Een factoranalyse van variantie, ook bekend als ANOVA, geeft ons een manier om meerdere vergelijkingen van verschillende populatiemiddelen te maken. In plaats van dit paarsgewijs te doen, kunnen we tegelijkertijd alle beschouwde middelen bekijken. Om een ANOVA-test uit te voeren, moeten we twee soorten variatie vergelijken: de variatie tussen de steekproefgemiddelden en de variatie binnen elk van onze monsters.
We combineren al deze variatie in één statistiek, deF statistiek omdat het de F-verdeling. We doen dit door de variatie tussen monsters te delen door de variatie binnen elk monster. De manier om dit te doen wordt meestal behandeld door software, maar het heeft enige zin om zo'n berekening te zien uitwerken.
Software doet dit allemaal vrij eenvoudig, maar het is goed om te weten wat er achter de schermen gebeurt. In wat volgt, werken we een voorbeeld van ANOVA uit volgens de bovenstaande stappen.
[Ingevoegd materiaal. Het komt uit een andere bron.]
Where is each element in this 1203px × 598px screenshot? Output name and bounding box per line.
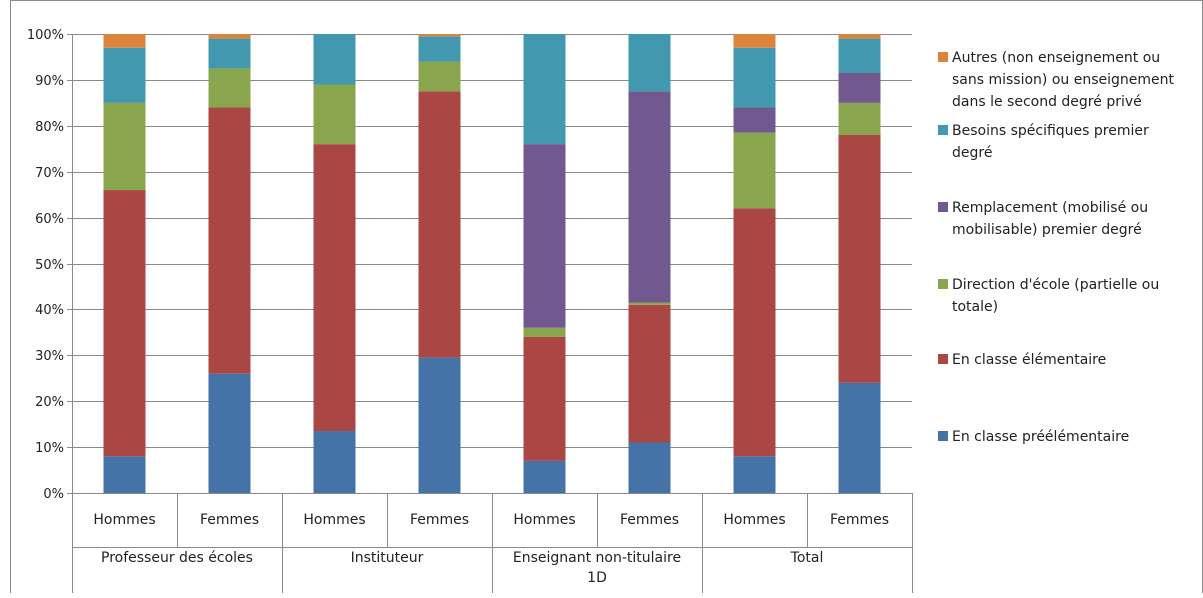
y-tick-label: 20% bbox=[35, 395, 64, 410]
chart-frame bbox=[10, 0, 1203, 598]
bar-segment bbox=[733, 34, 776, 48]
bar-segment bbox=[838, 73, 881, 103]
x-category-label: Hommes bbox=[93, 512, 155, 528]
x-category-label: Hommes bbox=[303, 512, 365, 528]
y-tick-label: 30% bbox=[35, 349, 64, 364]
legend-label: En classe élémentaire bbox=[952, 352, 1106, 368]
bar-segment bbox=[103, 190, 146, 457]
bar-segment bbox=[208, 107, 251, 374]
y-tick-label: 90% bbox=[35, 74, 64, 89]
legend-label: En classe préélémentaire bbox=[952, 429, 1129, 445]
bar-segment bbox=[628, 442, 671, 493]
bar-segment bbox=[838, 38, 881, 74]
x-group-label: 1D bbox=[587, 570, 607, 586]
bar-segment bbox=[733, 208, 776, 457]
legend-swatch bbox=[938, 202, 948, 212]
legend-label: Remplacement (mobilisé ou bbox=[952, 200, 1148, 216]
bar-segment bbox=[838, 102, 881, 135]
legend-label: dans le second degré privé bbox=[952, 94, 1142, 110]
x-group-label: Total bbox=[790, 550, 824, 566]
legend-swatch bbox=[938, 354, 948, 364]
bar-segment bbox=[103, 34, 146, 48]
bar-segment bbox=[208, 68, 251, 108]
x-category-label: Hommes bbox=[513, 512, 575, 528]
bar-segment bbox=[313, 144, 356, 432]
legend-label: sans mission) ou enseignement bbox=[952, 72, 1175, 88]
y-tick-label: 80% bbox=[35, 120, 64, 135]
bar-segment bbox=[418, 34, 461, 37]
bar-segment bbox=[733, 132, 776, 209]
bar-segment bbox=[523, 34, 566, 145]
y-tick-label: 100% bbox=[27, 28, 64, 43]
y-tick-label: 70% bbox=[35, 166, 64, 181]
bar-segment bbox=[628, 91, 671, 303]
y-tick-label: 0% bbox=[43, 487, 64, 502]
bar-segment bbox=[103, 102, 146, 191]
bar-segment bbox=[103, 456, 146, 493]
bar-segment bbox=[418, 357, 461, 493]
y-tick-label: 40% bbox=[35, 303, 64, 318]
bar-segment bbox=[733, 107, 776, 133]
legend-label: mobilisable) premier degré bbox=[952, 222, 1142, 238]
bar-segment bbox=[418, 91, 461, 358]
legend-label: Direction d'école (partielle ou bbox=[952, 277, 1159, 293]
bar-segment bbox=[313, 84, 356, 145]
bar-segment bbox=[523, 144, 566, 328]
bar-segment bbox=[838, 134, 881, 383]
bar-segment bbox=[733, 456, 776, 493]
bar-segment bbox=[628, 304, 671, 443]
y-tick-label: 10% bbox=[35, 441, 64, 456]
x-category-label: Femmes bbox=[830, 512, 889, 528]
x-category-label: Femmes bbox=[410, 512, 469, 528]
legend-swatch bbox=[938, 431, 948, 441]
legend-swatch bbox=[938, 52, 948, 62]
x-group-label: Enseignant non-titulaire bbox=[513, 550, 681, 566]
x-category-label: Femmes bbox=[620, 512, 679, 528]
bar-segment bbox=[523, 460, 566, 493]
legend-swatch bbox=[938, 125, 948, 135]
legend-label: totale) bbox=[952, 299, 998, 315]
legend-label: degré bbox=[952, 145, 992, 161]
x-group-label: Professeur des écoles bbox=[101, 550, 253, 566]
legend-label: Autres (non enseignement ou bbox=[952, 50, 1160, 66]
bar-segment bbox=[733, 47, 776, 108]
bar-segment bbox=[313, 34, 356, 85]
x-category-label: Hommes bbox=[723, 512, 785, 528]
bar-segment bbox=[628, 34, 671, 92]
bar-segment bbox=[208, 38, 251, 69]
bar-segment bbox=[628, 302, 671, 305]
bar-segment bbox=[208, 34, 251, 39]
bar-segment bbox=[523, 336, 566, 461]
bar-segment bbox=[838, 382, 881, 493]
bar-segment bbox=[418, 36, 461, 62]
legend-label: Besoins spécifiques premier bbox=[952, 123, 1149, 139]
y-tick-label: 50% bbox=[35, 258, 64, 273]
bar-segment bbox=[313, 431, 356, 493]
legend-swatch bbox=[938, 279, 948, 289]
x-group-label: Instituteur bbox=[351, 550, 424, 566]
bar-segment bbox=[208, 373, 251, 493]
bar-segment bbox=[523, 327, 566, 337]
x-category-label: Femmes bbox=[200, 512, 259, 528]
bar-segment bbox=[418, 61, 461, 92]
y-tick-label: 60% bbox=[35, 212, 64, 227]
bar-segment bbox=[838, 34, 881, 39]
bar-segment bbox=[103, 47, 146, 103]
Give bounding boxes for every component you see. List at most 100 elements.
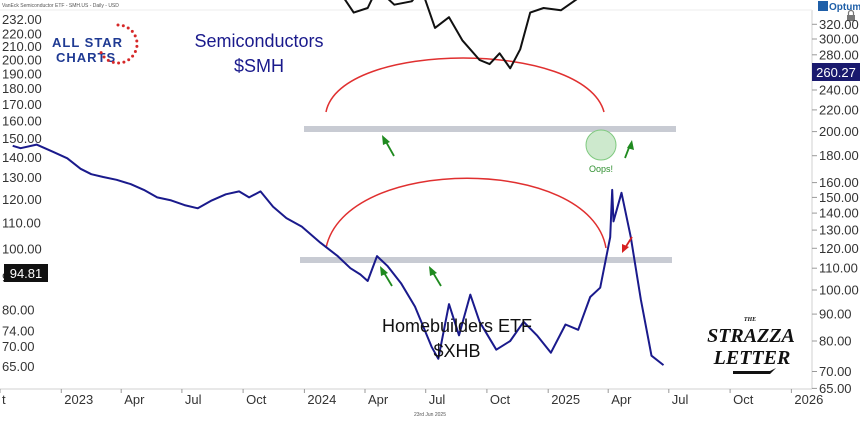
- left-axis-tick-17: 70.00: [2, 339, 35, 354]
- svg-text:ALL STAR: ALL STAR: [52, 35, 123, 50]
- right-axis-tick-9: 150.00: [819, 190, 859, 205]
- right-axis-tick-2: 280.00: [819, 47, 859, 62]
- logo-star-7: [133, 50, 137, 53]
- xhb-price-line: [344, 0, 578, 70]
- x-axis-tick-0: t: [2, 392, 6, 407]
- right-axis-tick-4: 240.00: [819, 83, 859, 98]
- left-axis-tick-4: 190.00: [2, 67, 42, 82]
- star-ring-icon: [99, 23, 139, 65]
- x-axis-tick-4: Oct: [246, 392, 267, 407]
- right-axis-tick-13: 110.00: [819, 261, 858, 276]
- xhb-support-up-arrow-2: [429, 266, 442, 287]
- logo-star-6: [135, 44, 139, 48]
- x-axis-tick-9: 2025: [551, 392, 580, 407]
- logo-star-8: [131, 54, 135, 58]
- chart-date-footer: 23rd Jun 2025: [414, 412, 446, 418]
- svg-text:94.81: 94.81: [10, 266, 43, 281]
- right-axis-tick-5: 220.00: [819, 102, 859, 117]
- pen-nib-icon: [733, 368, 776, 374]
- logo-star-2: [126, 26, 130, 30]
- right-axis-tick-6: 200.00: [819, 124, 859, 139]
- svg-text:CHARTS: CHARTS: [56, 50, 116, 65]
- strazza-letter-logo: THE STRAZZA LETTER: [707, 317, 795, 374]
- smh-current-price-box: 260.27: [812, 63, 860, 81]
- smh-price-line: [12, 143, 665, 366]
- left-axis-tick-8: 150.00: [2, 131, 42, 146]
- x-axis-tick-3: Jul: [185, 392, 202, 407]
- right-axis-tick-8: 160.00: [819, 175, 859, 190]
- x-axis-tick-2: Apr: [124, 392, 145, 407]
- x-axis-tick-7: Jul: [429, 392, 446, 407]
- logo-star-3: [130, 29, 134, 33]
- xhb-resistance-down-arrow: [622, 236, 633, 253]
- chart-source-line: VanEck Semiconductor ETF - SMH.US - Dail…: [2, 3, 119, 9]
- semis-ticker: $SMH: [234, 56, 284, 76]
- right-axis-tick-1: 300.00: [819, 32, 859, 47]
- left-axis-tick-13: 100.00: [2, 242, 42, 257]
- right-axis: 320.00300.00280.00260.00240.00220.00200.…: [812, 17, 859, 396]
- smh-support-up-arrow-2: [624, 140, 634, 159]
- logo-star-10: [122, 60, 126, 64]
- x-axis-tick-1: 2023: [64, 392, 93, 407]
- x-axis-tick-13: 2026: [794, 392, 823, 407]
- homebuilders-ticker: $XHB: [433, 341, 480, 361]
- x-axis-tick-11: Jul: [672, 392, 689, 407]
- x-axis-tick-8: Oct: [490, 392, 511, 407]
- x-axis-tick-12: Oct: [733, 392, 754, 407]
- left-axis-tick-15: 80.00: [2, 302, 35, 317]
- semis-title: Semiconductors: [194, 31, 323, 51]
- logo-star-14: [102, 55, 106, 59]
- right-axis-tick-17: 70.00: [819, 364, 852, 379]
- oops-label: Oops!: [589, 164, 613, 174]
- left-axis-tick-12: 110.00: [2, 216, 41, 231]
- left-axis-tick-1: 220.00: [2, 27, 42, 42]
- right-axis-tick-12: 120.00: [819, 241, 859, 256]
- logo-star-13: [106, 58, 110, 62]
- right-axis-tick-7: 180.00: [819, 148, 859, 163]
- logo-star-4: [133, 34, 137, 38]
- svg-text:260.27: 260.27: [816, 65, 856, 80]
- left-axis: 232.00220.00210.00200.00190.00180.00170.…: [2, 12, 42, 374]
- svg-text:STRAZZA: STRAZZA: [707, 325, 795, 347]
- left-axis-tick-18: 65.00: [2, 359, 35, 374]
- left-axis-tick-11: 120.00: [2, 192, 42, 207]
- xhb-current-price-box: 94.81: [4, 264, 48, 282]
- logo-star-0: [116, 23, 120, 27]
- logo-star-15: [99, 51, 103, 55]
- left-axis-tick-10: 130.00: [2, 170, 42, 185]
- left-axis-tick-9: 140.00: [2, 150, 42, 165]
- left-axis-tick-2: 210.00: [2, 39, 42, 54]
- left-axis-tick-0: 232.00: [2, 12, 42, 27]
- right-axis-tick-18: 65.00: [819, 381, 852, 396]
- xhb-support-up-arrow-1: [380, 266, 393, 287]
- allstar-charts-logo: ALL STAR CHARTS: [52, 23, 139, 65]
- right-axis-tick-14: 100.00: [819, 283, 859, 298]
- right-axis-tick-11: 130.00: [819, 223, 859, 238]
- oops-circle: [585, 129, 617, 161]
- right-axis-tick-0: 320.00: [819, 17, 859, 32]
- right-axis-tick-15: 90.00: [819, 307, 852, 322]
- logo-star-11: [117, 61, 121, 65]
- left-axis-tick-3: 200.00: [2, 53, 42, 68]
- x-axis-tick-5: 2024: [307, 392, 336, 407]
- lock-icon: [847, 9, 855, 21]
- logo-star-1: [121, 24, 125, 28]
- smh-support-band: [304, 126, 676, 132]
- smh-rounded-top-arc: [325, 57, 605, 113]
- right-axis-tick-16: 80.00: [819, 334, 852, 349]
- optuma-logo: Optuma: [818, 1, 860, 13]
- svg-text:Optuma: Optuma: [829, 2, 860, 13]
- left-axis-tick-6: 170.00: [2, 97, 42, 112]
- logo-star-5: [135, 39, 139, 43]
- xhb-support-band: [300, 257, 672, 263]
- x-axis: t 2023 Apr Jul Oct 2024 Apr Jul Oct 2025 Apr Jul Oct…: [0, 389, 823, 407]
- smh-support-up-arrow-1: [382, 135, 395, 157]
- logo-star-12: [111, 60, 115, 64]
- x-axis-tick-6: Apr: [368, 392, 389, 407]
- logo-star-9: [127, 58, 131, 62]
- homebuilders-title: Homebuilders ETF: [382, 316, 532, 336]
- left-axis-tick-16: 74.00: [2, 324, 35, 339]
- xhb-rounded-top-arc: [325, 177, 607, 249]
- svg-text:THE: THE: [744, 317, 756, 323]
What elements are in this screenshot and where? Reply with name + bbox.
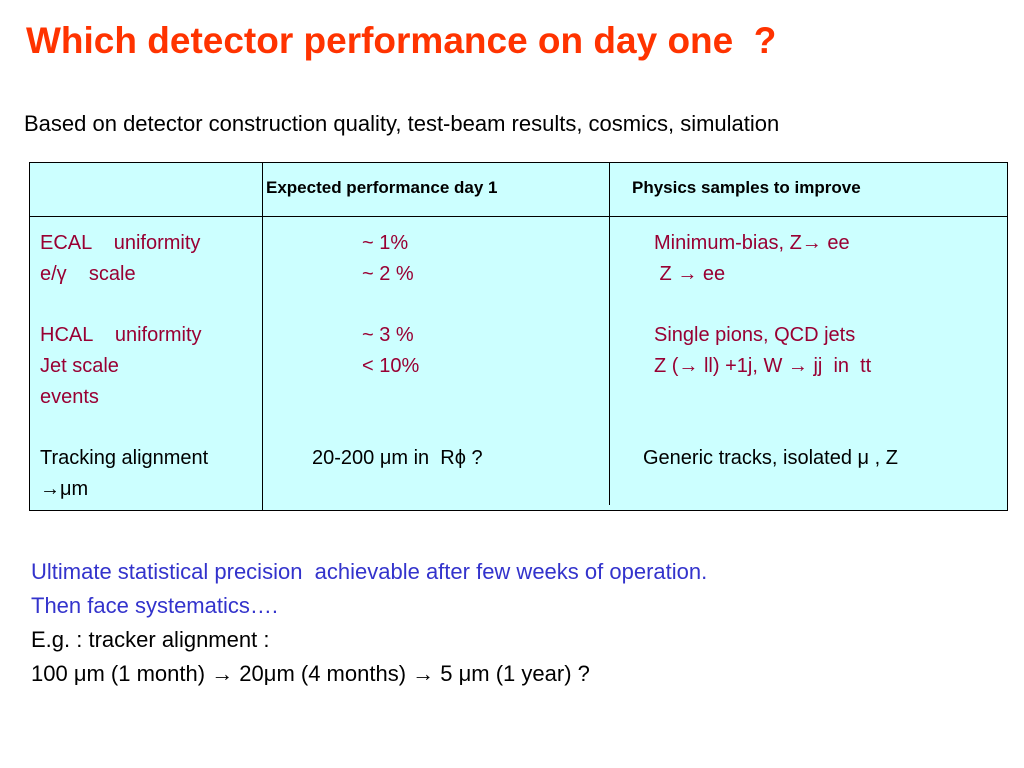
row-samples-tracking: Generic tracks, isolated μ , Z	[643, 447, 898, 469]
note-line-1: Ultimate statistical precision achievabl…	[31, 559, 708, 584]
header-divider	[30, 216, 1007, 217]
row-item-tracking-alignment: Tracking alignment	[40, 447, 209, 469]
row-expected-jet-scale: < 10%	[362, 355, 420, 377]
row-item-e-gamma-scale: e/γ scale	[40, 263, 136, 285]
row-item-tracking-unit: →μm	[40, 478, 89, 500]
row-item-jet-scale: Jet scale	[40, 355, 119, 377]
row-samples-jet-scale: Z (→ ll) +1j, W → jj in tt	[654, 355, 872, 377]
column-divider-1	[262, 163, 263, 511]
row-samples-e-gamma: Z → ee	[654, 263, 726, 285]
note-line-3: E.g. : tracker alignment :	[31, 627, 270, 652]
performance-table: Expected performance day 1 Physics sampl…	[29, 162, 1008, 511]
slide-title: Which detector performance on day one ?	[26, 20, 777, 61]
row-item-events: events	[40, 386, 99, 408]
row-expected-tracking: 20-200 μm in Rϕ ?	[312, 447, 483, 469]
note-line-2: Then face systematics….	[31, 593, 278, 618]
slide-subtitle: Based on detector construction quality, …	[24, 111, 780, 136]
header-expected-performance: Expected performance day 1	[266, 178, 498, 197]
row-samples-hcal: Single pions, QCD jets	[654, 324, 856, 346]
row-item-ecal-uniformity: ECAL uniformity	[40, 232, 201, 254]
row-expected-ecal: ~ 1%	[362, 232, 409, 254]
row-expected-hcal: ~ 3 %	[362, 324, 414, 346]
column-divider-2	[609, 163, 610, 505]
row-item-hcal-uniformity: HCAL uniformity	[40, 324, 202, 346]
row-samples-ecal: Minimum-bias, Z→ ee	[654, 232, 850, 254]
header-physics-samples: Physics samples to improve	[632, 178, 861, 197]
notes-block: Ultimate statistical precision achievabl…	[31, 555, 707, 691]
note-line-4: 100 μm (1 month) → 20μm (4 months) → 5 μ…	[31, 661, 590, 686]
row-expected-e-gamma: ~ 2 %	[362, 263, 414, 285]
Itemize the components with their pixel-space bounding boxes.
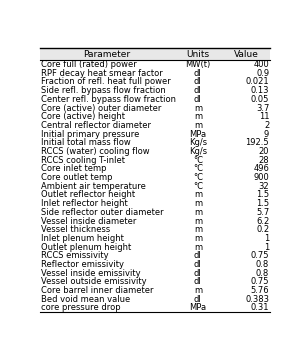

Stel dat we vier onafhankelijke populaties hebben die voldoen aan de voorwaarden voor ANOVA met één factor. We willen de nulhypothese testen
H0: μ1 = μ2 = μ3 = μ4. Voor dit voorbeeld gebruiken we een steekproef van maat drie van elk van de onderzochte populaties. De gegevens van onze monsters zijn:Nu berekenen we de som van de vierkanten van de behandeling. Hier kijken we naar de gekwadrateerde afwijkingen van elk steekproefgemiddelde van het totale gemiddelde en vermenigvuldigen dit aantal met één minder dan het aantal populaties:
Voordat we doorgaan naar de volgende stap, hebben we de vrijheidsgraden nodig. Er zijn 12 gegevenswaarden en vier voorbeelden. Het aantal vrijheidsgraden is dus 4 - 1 = 3. Het aantal vrijheidsgraden is 12 - 4 = 8.